Still, it at least feels like a proper grown up movie, which is more than some of the sequels managed, and the visuals are pretty incredible for their time (when you can make out what you're looking at).

Skymaster T said...

Funny you would start this project now, because I just a few days ago added Star Trek 6: The Undiscovered Country to my Netflix que because someone told me it was a good movie. And I'm not even a Star Trek fan, really. I only have seen a few of the movies, and really only enjoyed one: part 4.

GarrettCRW said...

TMP cost so damn much for two reasons: all prior development (the various proposals in the '70s that Bluhorn shot down because he wanted-and got-the show over and done with the instant Paramount bought Desilu, the costs related to Phase II, which already had multiple scripts ready to go) was tacked onto the film's budget, and because the original effects contractor fell massively behind (which Roddenberry, having witnessed such a breakdown at the start of the first season, recognized immediately). That's why the movie plods so much: it was built around the effects sequences, and then barely finished in tim for the premiere.

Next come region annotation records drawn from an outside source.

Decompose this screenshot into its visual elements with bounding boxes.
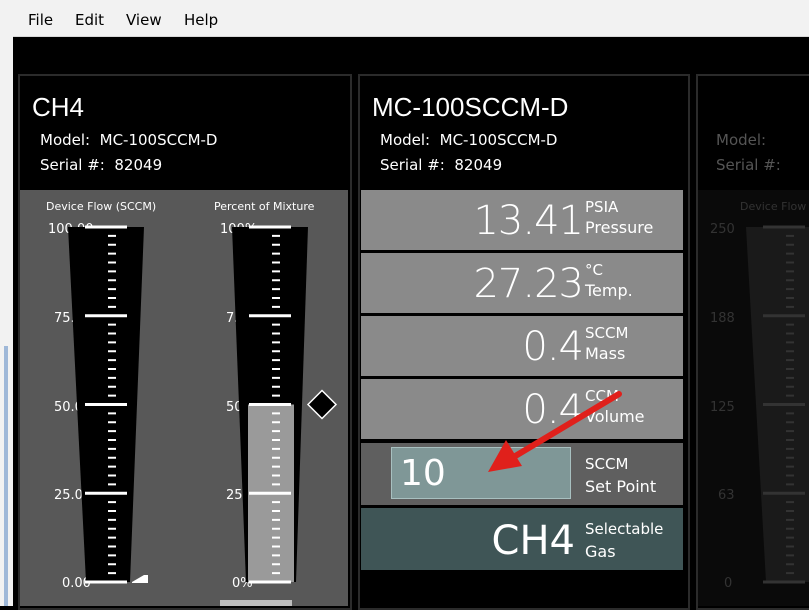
menu-edit[interactable]: Edit bbox=[75, 11, 104, 29]
gas-label-line2: Gas bbox=[585, 542, 616, 561]
menu-file[interactable]: File bbox=[28, 11, 53, 29]
readout-value: 0.4 bbox=[522, 324, 584, 370]
model-value: MC-100SCCM-D bbox=[99, 131, 218, 149]
right-gauge-graphics bbox=[746, 225, 809, 584]
temperature-readout: 27.23 °C Temp. bbox=[361, 253, 683, 316]
model-line: Model: MC-100SCCM-D bbox=[380, 131, 557, 149]
model-label: Model: bbox=[716, 131, 767, 149]
readout-unit: SCCM bbox=[585, 324, 629, 342]
mixture-diamond-pointer[interactable] bbox=[306, 389, 338, 420]
serial-value: 82049 bbox=[114, 156, 163, 174]
model-value: MC-100SCCM-D bbox=[439, 131, 558, 149]
model-line: Model: MC-100SCCM-D bbox=[40, 131, 217, 149]
menu-help[interactable]: Help bbox=[184, 11, 218, 29]
model-label: Model: bbox=[40, 131, 91, 149]
mixture-value-pointer[interactable] bbox=[306, 389, 338, 420]
selectable-gas-row[interactable]: CH4 Selectable Gas bbox=[361, 508, 683, 570]
window-left-border bbox=[0, 36, 13, 606]
serial-value: 82049 bbox=[454, 156, 503, 174]
serial-label: Serial #: bbox=[380, 156, 445, 174]
readout-value: 27.23 bbox=[473, 261, 584, 307]
readout-unit: PSIA bbox=[585, 198, 619, 216]
device-title: MC-100SCCM-D bbox=[372, 92, 569, 122]
readout-value: 13.41 bbox=[473, 198, 584, 244]
readout-unit: CCM bbox=[585, 387, 619, 405]
pressure-readout: 13.41 PSIA Pressure bbox=[361, 190, 683, 253]
gauge-graphics bbox=[68, 225, 338, 606]
setpoint-label: Set Point bbox=[585, 477, 657, 496]
mixture-gauge-base bbox=[220, 600, 292, 606]
gauges-area: Device Flow (SCCM) Percent of Mixture 10… bbox=[20, 190, 348, 606]
readout-quantity: Volume bbox=[585, 407, 645, 426]
menu-bar: File Edit View Help bbox=[0, 0, 809, 37]
setpoint-row: SCCM Set Point bbox=[361, 443, 683, 508]
volume-flow-readout: 0.4 CCM Volume bbox=[361, 379, 683, 442]
gas-label-line1: Selectable bbox=[585, 520, 664, 538]
serial-line: Serial #: 82049 bbox=[40, 156, 162, 174]
setpoint-input[interactable] bbox=[391, 447, 571, 499]
readout-quantity: Temp. bbox=[585, 281, 633, 300]
readout-value: 0.4 bbox=[522, 387, 584, 433]
serial-line: Serial #: 82049 bbox=[380, 156, 502, 174]
mass-flow-readout: 0.4 SCCM Mass bbox=[361, 316, 683, 379]
readout-unit: °C bbox=[585, 261, 603, 279]
flow-value-pointer[interactable] bbox=[132, 575, 148, 583]
readout-quantity: Pressure bbox=[585, 218, 654, 237]
readout-quantity: Mass bbox=[585, 344, 626, 363]
serial-label: Serial #: bbox=[40, 156, 105, 174]
menu-view[interactable]: View bbox=[126, 11, 162, 29]
model-label: Model: bbox=[380, 131, 431, 149]
flow-pointer-marker[interactable] bbox=[132, 575, 148, 583]
serial-label: Serial #: bbox=[716, 156, 781, 174]
setpoint-unit: SCCM bbox=[585, 455, 629, 473]
right-gauge-area: Device Flow 250 188 125 63 0 bbox=[698, 190, 809, 606]
gas-value: CH4 bbox=[491, 518, 575, 564]
device-title: CH4 bbox=[32, 92, 85, 122]
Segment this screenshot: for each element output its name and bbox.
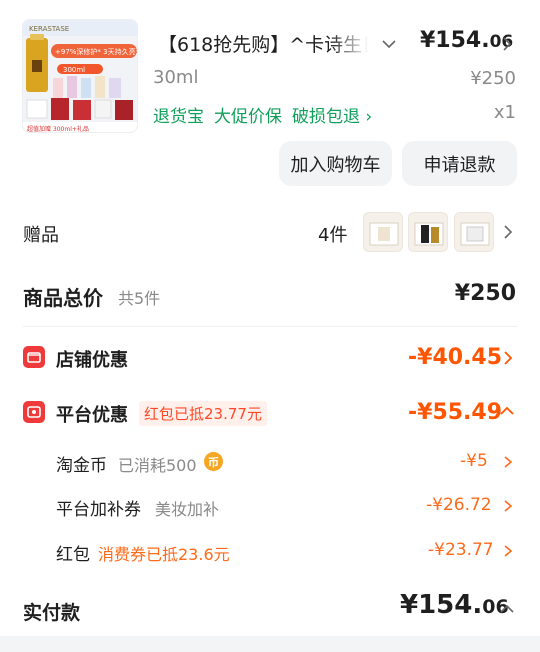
sub-item-value: -¥5 — [460, 451, 488, 471]
quantity: x1 — [493, 102, 516, 123]
footer-text: 超值加赠 300ml+礼品 — [27, 125, 89, 133]
sub-item-label: 平台加补券 — [56, 500, 141, 520]
add-to-cart-button[interactable]: 加入购物车 — [279, 141, 392, 186]
title-fade-overlay — [330, 26, 378, 58]
sub-item-note: 消费券已抵23.6元 — [98, 545, 230, 564]
chevron-right-icon[interactable] — [503, 499, 513, 513]
chevron-right-icon[interactable] — [503, 224, 513, 240]
chevron-up-icon[interactable] — [499, 603, 515, 615]
chevron-down-icon[interactable] — [381, 38, 397, 50]
service-tag-damage[interactable]: 破损包退 › — [292, 107, 372, 127]
gift-thumbnail[interactable] — [408, 212, 448, 252]
payment-label: 实付款 — [23, 602, 81, 624]
store-discount-label: 店铺优惠 — [56, 350, 128, 371]
gift-count[interactable]: 4件 — [318, 221, 347, 247]
request-refund-button[interactable]: 申请退款 — [402, 141, 517, 186]
platform-coupon-icon — [23, 401, 45, 423]
store-discount-value[interactable]: -¥40.45 — [408, 345, 502, 370]
brand-text: KERASTASE — [29, 25, 69, 33]
sub-item-value: -¥23.77 — [428, 540, 494, 560]
gift-thumbnail[interactable] — [363, 212, 403, 252]
coin-icon: 币 — [204, 452, 223, 471]
original-price: ¥250 — [470, 68, 516, 89]
bottom-bar — [0, 636, 540, 652]
sub-item-note: 已消耗500 — [118, 456, 197, 475]
badge-text: 300ml — [63, 66, 85, 74]
sub-item-note: 美妆加补 — [155, 500, 220, 519]
divider — [23, 326, 517, 327]
chevron-right-icon[interactable] — [503, 350, 513, 366]
red-packet-tag: 红包已抵23.77元 — [139, 401, 267, 426]
chevron-right-icon[interactable] — [502, 36, 512, 52]
payment-value-main: ¥154. — [400, 590, 483, 620]
total-label: 商品总价 — [23, 286, 103, 310]
service-tag-return[interactable]: 退货宝 — [153, 107, 204, 127]
headline-text: +97%深修护* 3天持久亮泽* — [55, 47, 138, 56]
sub-item-label: 淘金币 — [56, 456, 107, 476]
product-spec: 30ml — [153, 67, 199, 88]
sub-item-value: -¥26.72 — [426, 495, 492, 515]
product-price-main: ¥154. — [420, 28, 490, 53]
gift-label: 赠品 — [23, 225, 59, 246]
total-value: ¥250 — [454, 281, 516, 306]
payment-value: ¥154.06 — [400, 590, 509, 620]
chevron-right-icon[interactable] — [503, 455, 513, 469]
service-tag-price-protect[interactable]: 大促价保 — [214, 107, 282, 127]
product-image[interactable]: KERASTASE +97%深修护* 3天持久亮泽* 300ml 超值加赠 30… — [22, 19, 138, 133]
service-tags[interactable]: 退货宝 大促价保 破损包退 › — [153, 102, 382, 127]
sub-item-label: 红包 — [56, 545, 90, 565]
total-count: 共5件 — [118, 289, 161, 308]
platform-discount-value[interactable]: -¥55.49 — [408, 400, 502, 425]
chevron-up-icon[interactable] — [499, 405, 515, 417]
chevron-right-icon[interactable] — [503, 544, 513, 558]
gift-thumbnail[interactable] — [454, 212, 494, 252]
platform-discount-label: 平台优惠 — [56, 405, 128, 426]
product-price: ¥154.06 — [420, 28, 513, 53]
store-icon — [23, 346, 45, 368]
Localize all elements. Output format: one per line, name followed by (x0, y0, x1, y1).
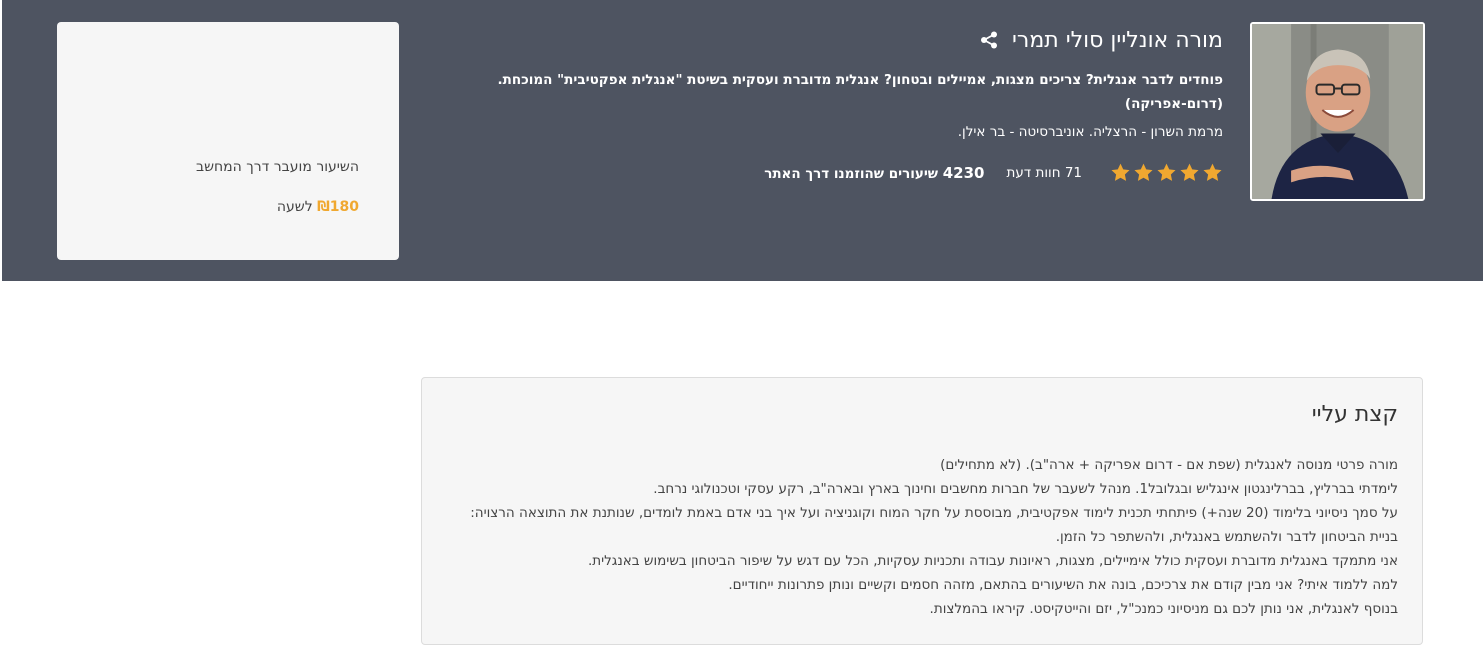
rating-stars[interactable] (1110, 162, 1223, 183)
star-icon (1157, 163, 1176, 181)
star-icon (1180, 163, 1199, 181)
teacher-photo (1250, 22, 1425, 201)
lessons-count: 4230 (942, 163, 985, 182)
lessons-stat: 4230 שיעורים שהוזמנו דרך האתר (764, 164, 984, 182)
about-section: קצת עליי מורה פרטי מנוסה לאנגלית (שפת אם… (421, 377, 1423, 645)
teacher-photo-image (1252, 24, 1423, 199)
about-line: למה ללמוד איתי? אני מבין קודם את צרכיכם,… (728, 577, 1398, 593)
teacher-name-row: מורה אונליין סולי תמרי (443, 24, 1223, 56)
about-line: אני מתמקד באנגלית מדוברת ועסקית כולל אימ… (587, 553, 1398, 569)
star-icon (1134, 163, 1153, 181)
teacher-location: מרמת השרון - הרצליה. אוניברסיטה - בר איל… (957, 124, 1223, 140)
teacher-stats: 71 חוות דעת 4230 שיעורים שהוזמנו דרך האת… (443, 162, 1223, 183)
price-card: השיעור מועבר דרך המחשב ₪180 לשעה (57, 22, 399, 260)
share-icon[interactable] (980, 31, 998, 49)
star-icon (1203, 163, 1222, 181)
about-line: על סמך ניסיוני בלימוד (20 שנה+) פיתחתי ת… (470, 505, 1398, 545)
teacher-tagline: פוחדים לדבר אנגלית? צריכים מצגות, אמיילי… (497, 72, 1224, 112)
about-line: מורה פרטי מנוסה לאנגלית (שפת אם - דרום א… (940, 457, 1398, 473)
teacher-info: מורה אונליין סולי תמרי פוחדים לדבר אנגלי… (443, 24, 1224, 183)
teacher-name: מורה אונליין סולי תמרי (1012, 27, 1223, 53)
teacher-header: מורה אונליין סולי תמרי פוחדים לדבר אנגלי… (2, 0, 1483, 281)
about-line: לימדתי בברליץ, בברלינגטון אינגליש ובגלוב… (653, 481, 1398, 497)
lessons-label: שיעורים שהוזמנו דרך האתר (764, 165, 939, 182)
price-unit: לשעה (276, 199, 313, 215)
about-title: קצת עליי (1311, 402, 1398, 427)
price-amount: ₪180 (317, 199, 359, 215)
reviews-link[interactable]: 71 חוות דעת (1006, 165, 1082, 181)
lesson-price: ₪180 לשעה (277, 199, 359, 215)
lesson-mode: השיעור מועבר דרך המחשב (196, 159, 359, 175)
star-icon (1111, 163, 1130, 181)
about-line: בנוסף לאנגלית, אני נותן לכם גם מניסיוני … (929, 601, 1398, 617)
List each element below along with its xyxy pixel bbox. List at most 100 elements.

Those factors gave Paramount the freedom to call the film a disappointment and definitively pull Roddenberry off of Star Trek. In fact, that was the plan from the start: Harold Livingston was assigned to Roddenberry for Phase II as someone to do Paramount's bidding (much like Rick Berman with TNG), but all they ended up doing was squabbling and writing dueling drafts of the screenplay. Then David Wise was brought in and installed as producer and director, and Gene only had the script to work on. About the only right thing Wise did was to get Leonard Nimoy on board, solving Nimoy's dispute with the studio over royalties, because the effects situation blew up in his face, the uniforms stunk (Wise fired Bill Theiss and brought in his own person), and the set design was ultimately too bland (though Nick Meyer fixed that pretty nicely).

Hillary Clinton said...

You really should review the Next Generation; it is that good. Babylon 5 sucks, Enterprise sucks, every thing else sucks etc.

killias2 said...

The Next Generation (TNG) is probably the best thing to come out of Star Trek, and I like a lot of stuff associated with TOS. Don't get me wrong... TNG isn't perfect, but there's a lot to it. However, if you ever decide to give it a try, don't start with the first few seasons. They're terrible.

dezm101 said...
This comment has been removed by the author.
dezm101 said...

reat posts recently!

I finally picked up the first star trek film and I was expecting something pretty bad from what I had heard, but was pleasantly surprised. It definitely has a kind of theme park feel to it but I thought the visuals paid off pretty well in comparison to the flat story

Anonymous said...

DS9 (from about the time Worf joins the cast on) is the best, not TNG.

I hope everyone's joking about Babylon 5, a great show in its own right but not at all connected to Star Trek.